25 On 18 October 2004, after consideration of the Kingdom of Denmark’s reply, the Commission issued a reasoned opinion calling upon that Member State to take the measures necessary to achieve compliance within a period of two months from the date of receipt. The Member State in its reply of 3 March 2005 renewed and expanded on the abovementioned arguments.

26 Taking into account what the Kingdom of Denmark had said, the Commission considered that that Member State had not complied with the reasoned opinion and brought the present action.

27 By order dated 5 May 2006, the President of the Court allowed the applications for leave to intervene of the Hellenic Republic, the Portuguese Republic and the Republic of Finland in support of the forms of order sought by the Kingdom of Denmark.

The action

Arguments of the parties

28 The Commission claims that the Kingdom of Denmark is wrong to rely on Article 296 EC to justify the refusal to pay customs duties, since the collection of such duties does not threaten the essential security interests of that Member State.

29 The Commission considers that measures which establish derogations or exceptions, such as in particular Article 296 EC, must be interpreted strictly. Accordingly, the Member State concerned which claims that Article 296 applies and which proposes to derogate from Article 20 of the Community Customs Code, where the general principle of the levying of duties as fixed under Article 26 EC is stated, should demonstrate that it can satisfy all the conditions laid down in Article 296 EC.

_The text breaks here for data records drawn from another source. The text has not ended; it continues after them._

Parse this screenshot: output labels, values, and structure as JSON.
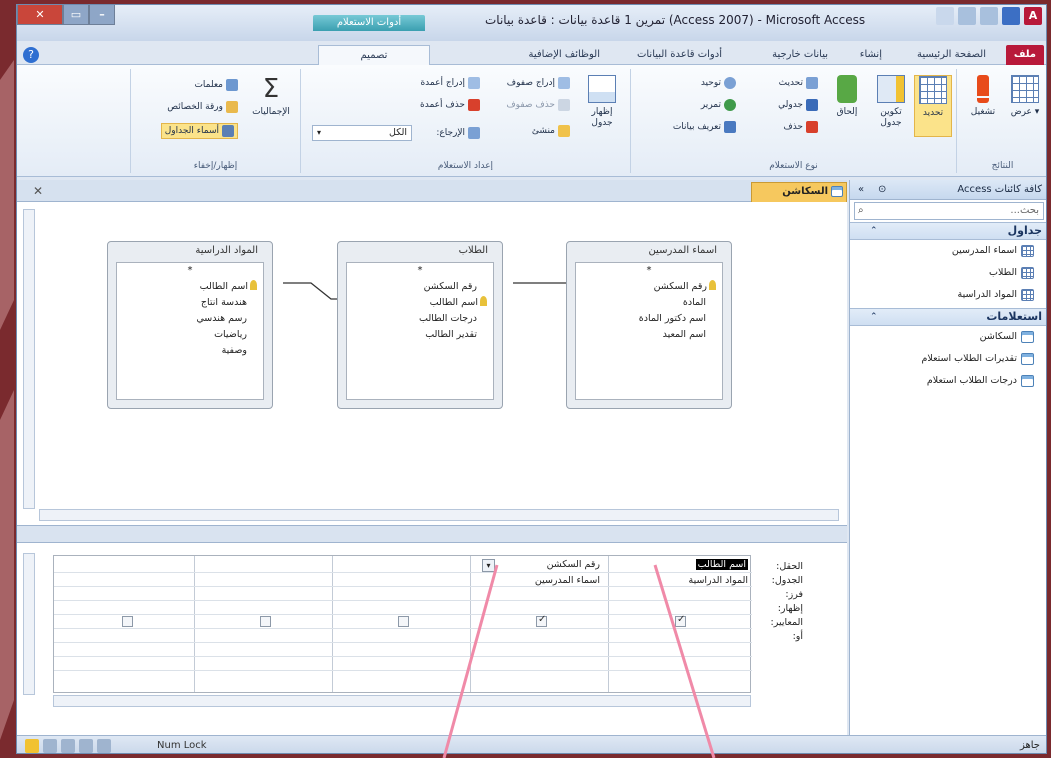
{
  "window": {
    "title": "تمرين 1 قاعدة بيانات : قاعدة بيانات (Access 2007) - Microsoft Access",
    "context_tab": "أدوات الاستعلام"
  },
  "tabs": [
    {
      "label": "ملف"
    },
    {
      "label": "الصفحة الرئيسية"
    },
    {
      "label": "إنشاء"
    },
    {
      "label": "بيانات خارجية"
    },
    {
      "label": "أدوات قاعدة البيانات"
    },
    {
      "label": "الوظائف الإضافية"
    },
    {
      "label": "تصميم"
    }
  ],
  "ribbon": {
    "results": {
      "label": "النتائج",
      "view": "عرض",
      "run": "تشغيل"
    },
    "query_type": {
      "label": "نوع الاستعلام",
      "select": "تحديد",
      "make_table": "تكوين جدول",
      "append": "إلحاق",
      "update": "تحديث",
      "crosstab": "جدولي",
      "delete": "حذف",
      "union": "توحيد",
      "pass_through": "تمرير",
      "data_definition": "تعريف بيانات"
    },
    "setup": {
      "label": "إعداد الاستعلام",
      "show_table": "إظهار جدول",
      "insert_rows": "إدراج صفوف",
      "delete_rows": "حذف صفوف",
      "builder": "منشئ",
      "insert_columns": "إدراج أعمدة",
      "delete_columns": "حذف أعمدة",
      "return_label": "الإرجاع:",
      "return_value": "الكل"
    },
    "show_hide": {
      "label": "إظهار/إخفاء",
      "totals": "الإجماليات",
      "parameters": "معلمات",
      "property_sheet": "ورقة الخصائص",
      "table_names": "أسماء الجداول"
    }
  },
  "nav": {
    "header": "كافة كائنات Access",
    "search_placeholder": "بحث...",
    "sections": [
      {
        "title": "جداول",
        "items": [
          "اسماء المدرسين",
          "الطلاب",
          "المواد الدراسية"
        ]
      },
      {
        "title": "استعلامات",
        "items": [
          "السكاشن",
          "تقديرات الطلاب استعلام",
          "درجات الطلاب استعلام"
        ]
      }
    ]
  },
  "document": {
    "tab_label": "السكاشن",
    "tables": [
      {
        "title": "اسماء المدرسين",
        "fields": [
          "*",
          "رقم السكشن",
          "المادة",
          "اسم دكتور المادة",
          "اسم المعيد"
        ],
        "key_index": 1
      },
      {
        "title": "الطلاب",
        "fields": [
          "*",
          "رقم السكشن",
          "اسم الطالب",
          "درجات الطالب",
          "تقدير الطالب"
        ],
        "key_index": 2
      },
      {
        "title": "المواد الدراسية",
        "fields": [
          "*",
          "اسم الطالب",
          "هندسة انتاج",
          "رسم هندسي",
          "رياضيات",
          "وصفية"
        ],
        "key_index": 1
      }
    ],
    "grid": {
      "row_labels": [
        "الحقل:",
        "الجدول:",
        "فرز:",
        "إظهار:",
        "المعايير:",
        "أو:"
      ],
      "columns": [
        {
          "field": "اسم الطالب",
          "table": "المواد الدراسية",
          "show": true
        },
        {
          "field": "رقم السكشن",
          "table": "اسماء المدرسين",
          "show": true
        },
        {
          "field": "",
          "table": "",
          "show": false
        },
        {
          "field": "",
          "table": "",
          "show": false
        },
        {
          "field": "",
          "table": "",
          "show": false
        }
      ]
    }
  },
  "status": {
    "left": "جاهز",
    "numlock": "Num Lock"
  }
}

30 The Commission also considers that the mere fact that products appear on the list established by Council Decision 255/58 of 15 April 1958, a list which defines the products to which Article 296(1)(b) EC may be applied, does not itself mean that that provision is applicable, since a prerequisite of its application is that all the conditions specified therein are satisfied.

31 The Commission claims, consequently, that it is for the Kingdom of Denmark to provide specific and detailed evidence that the collection of customs duties on the imports at issue in this case threatens essential interests of the security of the Kingdom of Denmark.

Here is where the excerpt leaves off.